I stepped forward onto the warm rock overlooking the water. The tide was coming in, gentle waves kissing the shore below. Just a regular rise and fall. No fury. No hunger. Just the eternal rhythm.

"Salt in your blood," I whispered, my voice trembling but clear. "Back to the sea."

I opened the urn. The wind, warm and insistent, caught the fine grey ash immediately, carrying it out over the turquoise water. It swirled, danced, and finally settled, becoming one with the vast, beautiful, terrible blue that had given him life and claimed him back.

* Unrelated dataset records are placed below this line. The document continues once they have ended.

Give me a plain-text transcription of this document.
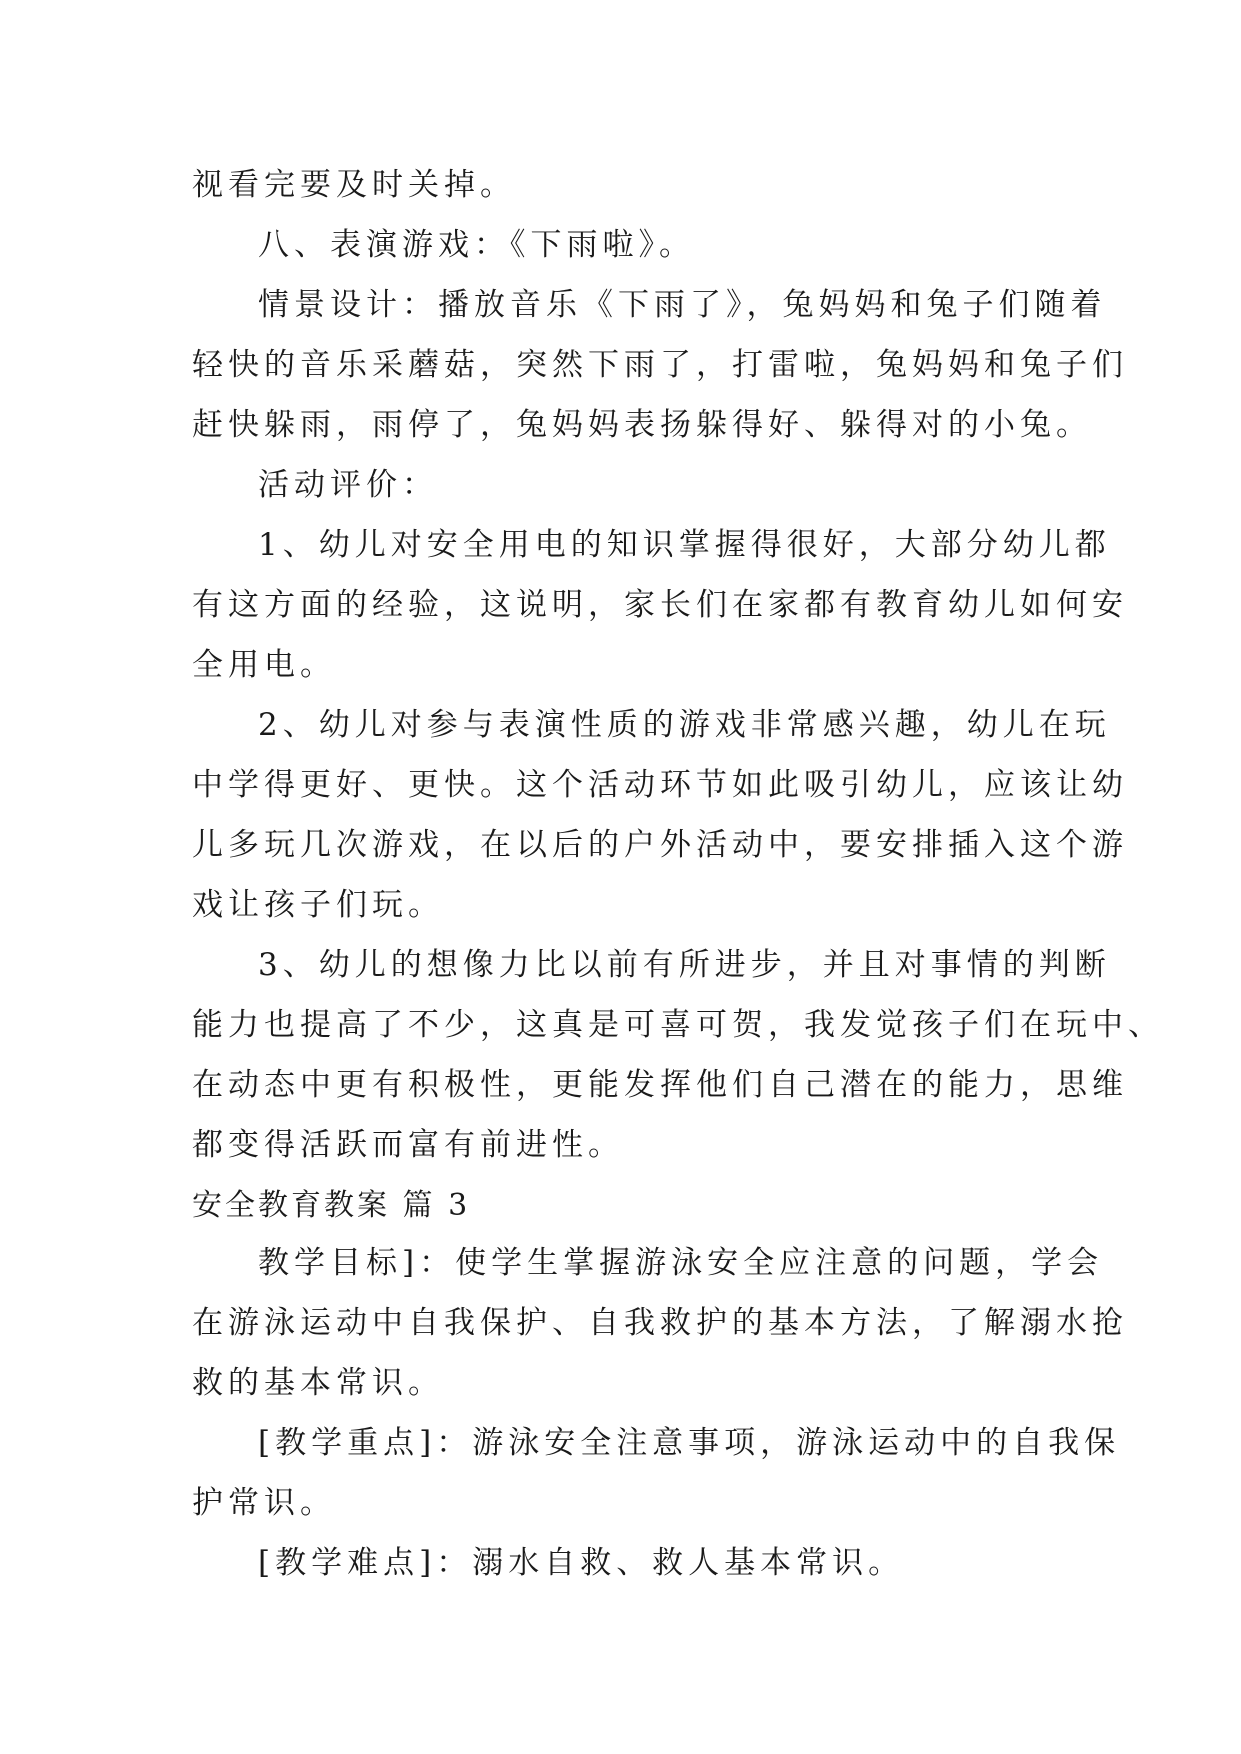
视看完要及时关掉。
八、表演游戏：《下雨啦》。
情景设计：播放音乐《下雨了》，兔妈妈和兔子们随着
轻快的音乐采蘑菇，突然下雨了，打雷啦，兔妈妈和兔子们
赶快躲雨，雨停了，兔妈妈表扬躲得好、躲得对的小兔。
活动评价：
1、幼儿对安全用电的知识掌握得很好，大部分幼儿都
有这方面的经验，这说明，家长们在家都有教育幼儿如何安
全用电。
2、幼儿对参与表演性质的游戏非常感兴趣，幼儿在玩
中学得更好、更快。这个活动环节如此吸引幼儿，应该让幼
儿多玩几次游戏，在以后的户外活动中，要安排插入这个游
戏让孩子们玩。
3、幼儿的想像力比以前有所进步，并且对事情的判断
能力也提高了不少，这真是可喜可贺，我发觉孩子们在玩中、
在动态中更有积极性，更能发挥他们自己潜在的能力，思维
都变得活跃而富有前进性。
安全教育教案 篇 3
教学目标]：使学生掌握游泳安全应注意的问题，学会
在游泳运动中自我保护、自我救护的基本方法，了解溺水抢
救的基本常识。
[教学重点]：游泳安全注意事项，游泳运动中的自我保
护常识。
[教学难点]：溺水自救、救人基本常识。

A single tear escaped, tracing a hot path down my cheek. But it wasn’t just grief. As I watched the last traces of him disappear into the elements he loved, a fragile peace settled over the raw edges of my soul. The sea had taken him, yes. But it had also given him to me, whole and blazing, for two perfect days. It had shown me a love as deep and powerful as the ocean itself, a love that could ignite in a heartbeat and alter the landscape of a life forever.

I touched the seashell bracelet on my wrist, the one he’d clasped there only days ago, a lifetime ago. A tiny treasure brought by the tide.

The tide receded, whispering secrets on the sand. Somewhere, deep beneath the shimmering surface, the resilient corals he fought for continued their silent, stubborn dance of survival. And Jamal? Jamal was part of the current now, part of the rhythm, part of the endless, beautiful, heartbreaking song of the sea.

I turned away from the water, the shell cool against my skin. The tide would rise again. And so, somehow, would I. Carrying the salt, the memory, and the impossible, enduring weight of a love that began and ended with Summer Tides.